To get a little more technical, WiFi works by enabling a Wireless Local Area Network or WLAN that allows devices connected to it to exchange signals with the internet via a router. The frequencies of these signals are either 2.4 GHz or 5 GHz bandwidths. These frequencies are much higher than those transmitted to or by radios, mobile phones, and televisions since WiFi signals need to carry significantly higher amounts of data. The networking standards are variants of 802.11, of which there are several (802.11a, 802.11b, 801.11g, etc.).

What is an Optical Fibre Cable?

An optical fibre cable is a cable type that has a few to hundreds of optical fibres bundled together within a protective plastic coating. They help carry digital data in the form of light pulses across large distances at faster speeds. For this, they need to be installed or deployed either underground or aerially. Standalone fibres cannot be buried or hanged so fibres are bunched together as cables for the transmission of data.
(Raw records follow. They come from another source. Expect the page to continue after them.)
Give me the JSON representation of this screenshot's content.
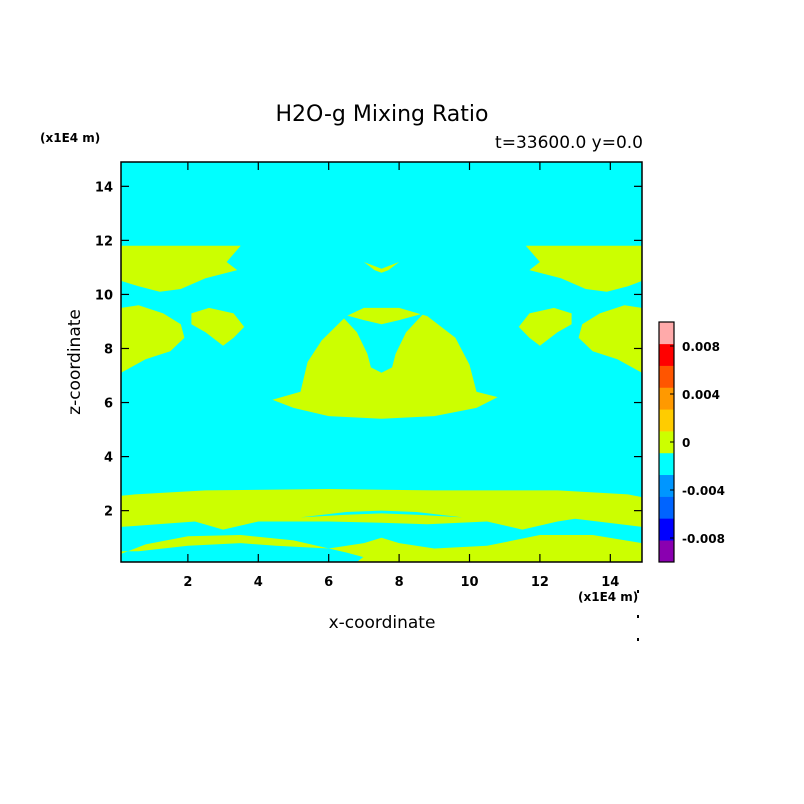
{
  "chart_data": {
    "type": "heatmap",
    "title": "H2O-g Mixing Ratio",
    "subtitle": "t=33600.0 y=0.0",
    "xlabel": "x-coordinate",
    "ylabel": "z-coordinate",
    "x_unit": "(x1E4 m)",
    "y_unit": "(x1E4 m)",
    "xlim": [
      0.1,
      14.9
    ],
    "ylim": [
      0.1,
      14.9
    ],
    "x_ticks": [
      "2",
      "4",
      "6",
      "8",
      "10",
      "12",
      "14"
    ],
    "y_ticks": [
      "2",
      "4",
      "6",
      "8",
      "10",
      "12",
      "14"
    ],
    "x_tick_values": [
      2,
      4,
      6,
      8,
      10,
      12,
      14
    ],
    "y_tick_values": [
      2,
      4,
      6,
      8,
      10,
      12,
      14
    ],
    "background_level_color": "#00ffff",
    "colorbar": {
      "levels": [
        -0.01,
        -0.008,
        -0.006,
        -0.004,
        -0.002,
        0,
        0.002,
        0.004,
        0.006,
        0.008,
        0.01
      ],
      "colors": [
        "#8a00b0",
        "#0000ff",
        "#0064ff",
        "#0096ff",
        "#00ffff",
        "#ccff00",
        "#ffcc00",
        "#ff9900",
        "#ff5500",
        "#ff0000",
        "#ffaaaa"
      ],
      "tick_labels": [
        "0.008",
        "0.004",
        "0",
        "-0.004",
        "-0.008"
      ],
      "tick_values": [
        0.008,
        0.004,
        0,
        -0.004,
        -0.008
      ]
    },
    "regions": [
      {
        "name": "lower-band",
        "level_color": "#ccff00",
        "points": [
          [
            0.1,
            2.55
          ],
          [
            0.5,
            2.6
          ],
          [
            2.5,
            2.75
          ],
          [
            6,
            2.8
          ],
          [
            9,
            2.75
          ],
          [
            12.5,
            2.75
          ],
          [
            14.5,
            2.6
          ],
          [
            14.9,
            2.5
          ],
          [
            14.9,
            1.4
          ],
          [
            13,
            1.7
          ],
          [
            12.5,
            1.6
          ],
          [
            11.5,
            1.3
          ],
          [
            10.5,
            1.6
          ],
          [
            8.8,
            1.5
          ],
          [
            7.5,
            1.55
          ],
          [
            6,
            1.6
          ],
          [
            4,
            1.6
          ],
          [
            3,
            1.3
          ],
          [
            2.2,
            1.6
          ],
          [
            0.1,
            1.4
          ]
        ]
      },
      {
        "name": "bottom-band",
        "level_color": "#ccff00",
        "points": [
          [
            0.1,
            0.4
          ],
          [
            0.8,
            0.75
          ],
          [
            2,
            1.05
          ],
          [
            3.5,
            1.1
          ],
          [
            5,
            0.9
          ],
          [
            6.5,
            0.45
          ],
          [
            7.5,
            0.1
          ],
          [
            14.9,
            0.1
          ],
          [
            14.9,
            0.8
          ],
          [
            13.5,
            1.1
          ],
          [
            12,
            1.1
          ],
          [
            10.5,
            0.7
          ],
          [
            9,
            0.6
          ],
          [
            8,
            0.8
          ],
          [
            7.5,
            1
          ],
          [
            7,
            0.8
          ],
          [
            6,
            0.6
          ],
          [
            4.5,
            0.7
          ],
          [
            3.5,
            0.8
          ],
          [
            2,
            0.7
          ],
          [
            0.6,
            0.5
          ],
          [
            0.1,
            0.5
          ]
        ]
      },
      {
        "name": "bottom-center-arch",
        "level_color": "#ccff00",
        "points": [
          [
            6.8,
            0.1
          ],
          [
            7.2,
            0.5
          ],
          [
            7.5,
            0.65
          ],
          [
            7.8,
            0.5
          ],
          [
            8.2,
            0.1
          ]
        ]
      },
      {
        "name": "thin-ribbon",
        "level_color": "#ccff00",
        "points": [
          [
            5.6,
            1.6
          ],
          [
            6.5,
            1.8
          ],
          [
            7.5,
            1.85
          ],
          [
            8.5,
            1.8
          ],
          [
            9.5,
            1.65
          ],
          [
            8.5,
            1.7
          ],
          [
            7.5,
            1.72
          ],
          [
            6.5,
            1.7
          ]
        ]
      },
      {
        "name": "central-blob",
        "level_color": "#ccff00",
        "points": [
          [
            4.4,
            6.1
          ],
          [
            5.2,
            6.4
          ],
          [
            5.4,
            7.5
          ],
          [
            5.8,
            8.3
          ],
          [
            6.5,
            9.2
          ],
          [
            7,
            9.5
          ],
          [
            8,
            9.5
          ],
          [
            8.8,
            9.2
          ],
          [
            9.6,
            8.4
          ],
          [
            10,
            7.4
          ],
          [
            10.2,
            6.4
          ],
          [
            10.8,
            6.2
          ],
          [
            10.2,
            5.8
          ],
          [
            9,
            5.5
          ],
          [
            7.5,
            5.4
          ],
          [
            6,
            5.5
          ],
          [
            5,
            5.8
          ]
        ]
      },
      {
        "name": "left-upper",
        "level_color": "#ccff00",
        "points": [
          [
            0.1,
            11.8
          ],
          [
            3.5,
            11.8
          ],
          [
            3.1,
            11.2
          ],
          [
            3.4,
            10.9
          ],
          [
            2.5,
            10.6
          ],
          [
            1.8,
            10.2
          ],
          [
            1.2,
            10.1
          ],
          [
            0.6,
            10.3
          ],
          [
            0.1,
            10.5
          ]
        ]
      },
      {
        "name": "left-side",
        "level_color": "#ccff00",
        "points": [
          [
            0.1,
            9.5
          ],
          [
            0.6,
            9.6
          ],
          [
            1.3,
            9.3
          ],
          [
            1.8,
            8.9
          ],
          [
            1.9,
            8.4
          ],
          [
            1.5,
            7.9
          ],
          [
            0.8,
            7.6
          ],
          [
            0.1,
            7.1
          ]
        ]
      },
      {
        "name": "left-small",
        "level_color": "#ccff00",
        "points": [
          [
            2.1,
            9.3
          ],
          [
            2.6,
            9.5
          ],
          [
            3.3,
            9.3
          ],
          [
            3.6,
            8.8
          ],
          [
            3.3,
            8.4
          ],
          [
            3,
            8.1
          ],
          [
            2.5,
            8.6
          ],
          [
            2.1,
            8.9
          ]
        ]
      },
      {
        "name": "right-upper",
        "level_color": "#ccff00",
        "points": [
          [
            14.9,
            11.8
          ],
          [
            11.6,
            11.8
          ],
          [
            12,
            11.2
          ],
          [
            11.7,
            10.9
          ],
          [
            12.6,
            10.6
          ],
          [
            13.3,
            10.2
          ],
          [
            13.9,
            10.1
          ],
          [
            14.5,
            10.3
          ],
          [
            14.9,
            10.5
          ]
        ]
      },
      {
        "name": "right-side",
        "level_color": "#ccff00",
        "points": [
          [
            14.9,
            9.5
          ],
          [
            14.4,
            9.6
          ],
          [
            13.7,
            9.3
          ],
          [
            13.2,
            8.9
          ],
          [
            13.1,
            8.4
          ],
          [
            13.5,
            7.9
          ],
          [
            14.2,
            7.6
          ],
          [
            14.9,
            7.1
          ]
        ]
      },
      {
        "name": "right-small",
        "level_color": "#ccff00",
        "points": [
          [
            12.9,
            9.3
          ],
          [
            12.4,
            9.5
          ],
          [
            11.7,
            9.3
          ],
          [
            11.4,
            8.8
          ],
          [
            11.7,
            8.4
          ],
          [
            12,
            8.1
          ],
          [
            12.5,
            8.6
          ],
          [
            12.9,
            8.9
          ]
        ]
      },
      {
        "name": "top-small",
        "level_color": "#ccff00",
        "points": [
          [
            7,
            11.2
          ],
          [
            7.3,
            10.9
          ],
          [
            7.5,
            10.8
          ],
          [
            7.7,
            10.9
          ],
          [
            8,
            11.2
          ],
          [
            7.5,
            10.95
          ]
        ]
      }
    ],
    "holes": [
      {
        "name": "central-inner",
        "level_color": "#00ffff",
        "points": [
          [
            6.3,
            9.3
          ],
          [
            7,
            9.05
          ],
          [
            7.5,
            8.9
          ],
          [
            8,
            9.05
          ],
          [
            8.7,
            9.3
          ],
          [
            8.2,
            8.6
          ],
          [
            7.9,
            7.8
          ],
          [
            7.8,
            7.3
          ],
          [
            7.5,
            7.1
          ],
          [
            7.2,
            7.3
          ],
          [
            7.1,
            7.8
          ],
          [
            6.8,
            8.6
          ]
        ]
      },
      {
        "name": "lower-band-gap",
        "level_color": "#00ffff",
        "points": [
          [
            5.2,
            1.75
          ],
          [
            6.5,
            1.95
          ],
          [
            7.5,
            2
          ],
          [
            8.5,
            1.95
          ],
          [
            9.8,
            1.75
          ],
          [
            8.5,
            1.85
          ],
          [
            7.5,
            1.9
          ],
          [
            6.5,
            1.85
          ]
        ]
      }
    ]
  }
}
This is done to protect the fibre from stress, moisture, temperature changes and other externalities. There are three main components of a optical fibre cable, core (It carries the light and is made of pure silicon dioxide (SiO2) with dopants such as germania, phosphorous pentoxide, or alumina to raise the refractive index; Typical glass cores range from as small as 3.7um up to 200um), Cladding (Cladding surrounds the core and has a lower refractive index than the core, it is also made from the same material as the core; 1% refractive index difference is maintained between the core and cladding; Two commonly used diameters are 125µm and 140µm) and Coating (Protective layer that absorbs shocks, physical damage and moisture; The outside diameter of the coating is typically either 250µm or 500µm; Commonly used material for coatings are acrylate,Silicone, carbon, and polyimide).

An optical fibre cable is made up of the following components: Optical fibres – ranging from one to many. Buffer tubes (with different settings), for protection and cushioning of the fibre. Water protection in the tubes – wet or dry. A central strength member (CSM) is the backbone of all cables. Armoured tapes for stranding to bunch the buffer tubes and strength members together. Sheathing or final covering to provide further protection.

The five main reasons that make this technology innovation disruptive are fast communication speed, infinite bandwidth & capacity, low interference, high tensile strength and secure communication. The major usescases of optical fibre cables include intenet connectivity, computer networking, surgery & dentistry, automotive industry, telephony, lighting & decorations, mechanical inspections, cable television, military applications and space.